I very much appreciate that this discussion is happening transparently, in discussion with the community. there are a few concerning elements of this situation, in my view. I think the facts that:
- the package is still in use
- it’s a cryptography package with real, unresolved bugs
weigh rather heavily in this. if it were a random library, “fork and let the ecosystem move to the new package” makes a lot of sense. but a widely used cryptography package (especially before people started moving to the fork) is in a position to do a lot of damage to the broader community.
I appreciate that people want to respect the wishes of the original author but there are real damages threatened by this situation. unmaintained cryptographic code will eventually surface vulnerabilities. it’s a matter of when not if. if someone discovers a vulnerability tomorrow, who do they report it to? the fork? does Hackage track CVEs so an unwitting user can’t have a known vulnerable package pulled in by a stale dependency that’s yet to update to the fork? i.e. how much damage can be mitigated if no action is taken?
minimally, versions of this package that are discovered to have problems in the future need to be pulled from Hackage. it’s disruptive but, barring active maintainership, that will at least prevent the propagation of harm. is that a step the admins are willing to take?
therefore, no ownership transfer maintains / deserves the trust that the package may have originally carried.

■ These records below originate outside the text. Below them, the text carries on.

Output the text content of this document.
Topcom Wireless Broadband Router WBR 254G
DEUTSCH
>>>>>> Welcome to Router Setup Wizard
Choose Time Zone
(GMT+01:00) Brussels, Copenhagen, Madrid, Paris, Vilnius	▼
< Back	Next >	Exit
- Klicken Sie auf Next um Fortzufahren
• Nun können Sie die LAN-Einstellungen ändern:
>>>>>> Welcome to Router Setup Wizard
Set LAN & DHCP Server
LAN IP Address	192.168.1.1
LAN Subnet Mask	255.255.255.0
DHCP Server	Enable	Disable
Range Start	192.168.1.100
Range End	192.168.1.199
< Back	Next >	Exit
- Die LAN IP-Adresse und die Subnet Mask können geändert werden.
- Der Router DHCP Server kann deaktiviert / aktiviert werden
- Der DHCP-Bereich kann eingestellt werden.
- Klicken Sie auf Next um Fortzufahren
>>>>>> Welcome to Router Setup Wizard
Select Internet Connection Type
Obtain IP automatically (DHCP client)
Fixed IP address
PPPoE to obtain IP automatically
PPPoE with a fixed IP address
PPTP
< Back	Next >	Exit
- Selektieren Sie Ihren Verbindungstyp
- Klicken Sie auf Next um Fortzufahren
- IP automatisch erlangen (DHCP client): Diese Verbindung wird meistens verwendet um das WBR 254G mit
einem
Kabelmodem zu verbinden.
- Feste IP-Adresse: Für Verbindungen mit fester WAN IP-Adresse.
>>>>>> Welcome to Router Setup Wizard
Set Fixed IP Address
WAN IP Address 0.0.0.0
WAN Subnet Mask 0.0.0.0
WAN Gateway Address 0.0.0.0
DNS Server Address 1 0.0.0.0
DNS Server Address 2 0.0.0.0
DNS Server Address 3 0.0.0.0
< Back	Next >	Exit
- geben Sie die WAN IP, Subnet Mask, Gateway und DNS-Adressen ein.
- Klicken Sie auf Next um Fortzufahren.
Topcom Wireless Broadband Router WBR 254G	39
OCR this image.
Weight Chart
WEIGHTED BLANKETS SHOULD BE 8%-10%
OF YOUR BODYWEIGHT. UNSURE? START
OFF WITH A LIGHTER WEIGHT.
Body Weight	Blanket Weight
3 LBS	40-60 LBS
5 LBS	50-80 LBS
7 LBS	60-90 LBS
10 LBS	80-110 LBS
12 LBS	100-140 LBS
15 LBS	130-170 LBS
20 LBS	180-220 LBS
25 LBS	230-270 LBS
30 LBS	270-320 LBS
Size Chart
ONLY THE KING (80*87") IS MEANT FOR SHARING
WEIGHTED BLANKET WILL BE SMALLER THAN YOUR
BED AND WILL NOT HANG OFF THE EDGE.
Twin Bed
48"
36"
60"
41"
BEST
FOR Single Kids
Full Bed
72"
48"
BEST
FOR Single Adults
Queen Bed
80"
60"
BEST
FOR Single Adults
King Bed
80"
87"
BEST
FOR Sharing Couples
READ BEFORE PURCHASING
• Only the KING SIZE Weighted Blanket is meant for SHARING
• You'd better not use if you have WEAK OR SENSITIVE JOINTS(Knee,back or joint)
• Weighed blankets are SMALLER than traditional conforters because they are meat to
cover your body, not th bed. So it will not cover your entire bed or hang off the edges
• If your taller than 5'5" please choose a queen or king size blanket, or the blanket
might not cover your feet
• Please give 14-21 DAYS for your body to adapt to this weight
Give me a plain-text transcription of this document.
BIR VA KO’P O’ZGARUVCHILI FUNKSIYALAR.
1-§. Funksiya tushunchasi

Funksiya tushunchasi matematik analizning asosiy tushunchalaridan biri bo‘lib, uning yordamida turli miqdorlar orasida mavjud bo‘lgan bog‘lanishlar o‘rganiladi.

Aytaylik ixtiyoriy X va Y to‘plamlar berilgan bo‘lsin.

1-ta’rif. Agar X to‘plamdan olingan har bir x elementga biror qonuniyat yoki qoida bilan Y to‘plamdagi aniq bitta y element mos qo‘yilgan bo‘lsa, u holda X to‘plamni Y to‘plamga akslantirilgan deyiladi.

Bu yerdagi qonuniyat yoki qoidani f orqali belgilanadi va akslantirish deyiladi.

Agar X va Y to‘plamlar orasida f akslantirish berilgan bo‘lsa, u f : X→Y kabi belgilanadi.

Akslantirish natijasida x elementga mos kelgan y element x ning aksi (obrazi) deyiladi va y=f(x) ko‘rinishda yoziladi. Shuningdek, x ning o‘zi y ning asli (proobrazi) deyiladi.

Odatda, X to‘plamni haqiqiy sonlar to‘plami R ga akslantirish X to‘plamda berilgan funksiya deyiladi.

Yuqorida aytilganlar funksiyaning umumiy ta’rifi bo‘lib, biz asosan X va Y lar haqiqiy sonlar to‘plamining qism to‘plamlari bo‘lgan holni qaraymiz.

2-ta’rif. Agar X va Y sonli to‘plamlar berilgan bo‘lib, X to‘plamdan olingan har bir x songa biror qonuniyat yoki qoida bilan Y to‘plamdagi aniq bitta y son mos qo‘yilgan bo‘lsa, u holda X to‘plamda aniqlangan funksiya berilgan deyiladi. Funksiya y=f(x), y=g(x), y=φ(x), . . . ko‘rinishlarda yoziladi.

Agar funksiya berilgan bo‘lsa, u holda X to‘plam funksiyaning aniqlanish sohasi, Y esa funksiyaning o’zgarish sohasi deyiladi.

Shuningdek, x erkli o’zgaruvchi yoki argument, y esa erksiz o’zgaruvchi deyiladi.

this is a bit weird to me. an unmaintained cryptography package will eventually break trust – especially one that wasn’t audited to begin with. arguably, it already has. it’s a question of how to break trust in a way that causes the least harm. personally, when I’ve had to rely on unaudited cryptography tools, trust for the author rarely factors into it for me – I’m trusting the community to get a warning in front of my face if the tool is eventually discovered to have problems. lack of maintenance of bitrotting code is absolutely one such problem.
consequently, one thing that would help, if the admins decide to leave things as they are, is if the tooling could warn users loudly that their transitive dependencies included this package. it’s a security risk and we should err on the side of making too much noise about it rather than too little. a deprecation notice is a bit too soft, in my view – it doesn’t communicate the danger effectively. users have a right to know what risks they’re signing up for.
it doesn’t sound like such a thing is possible, from the discussion in this thread. if so, my vote is that some maintainer gets chosen for this package, minimally to handle disclosures.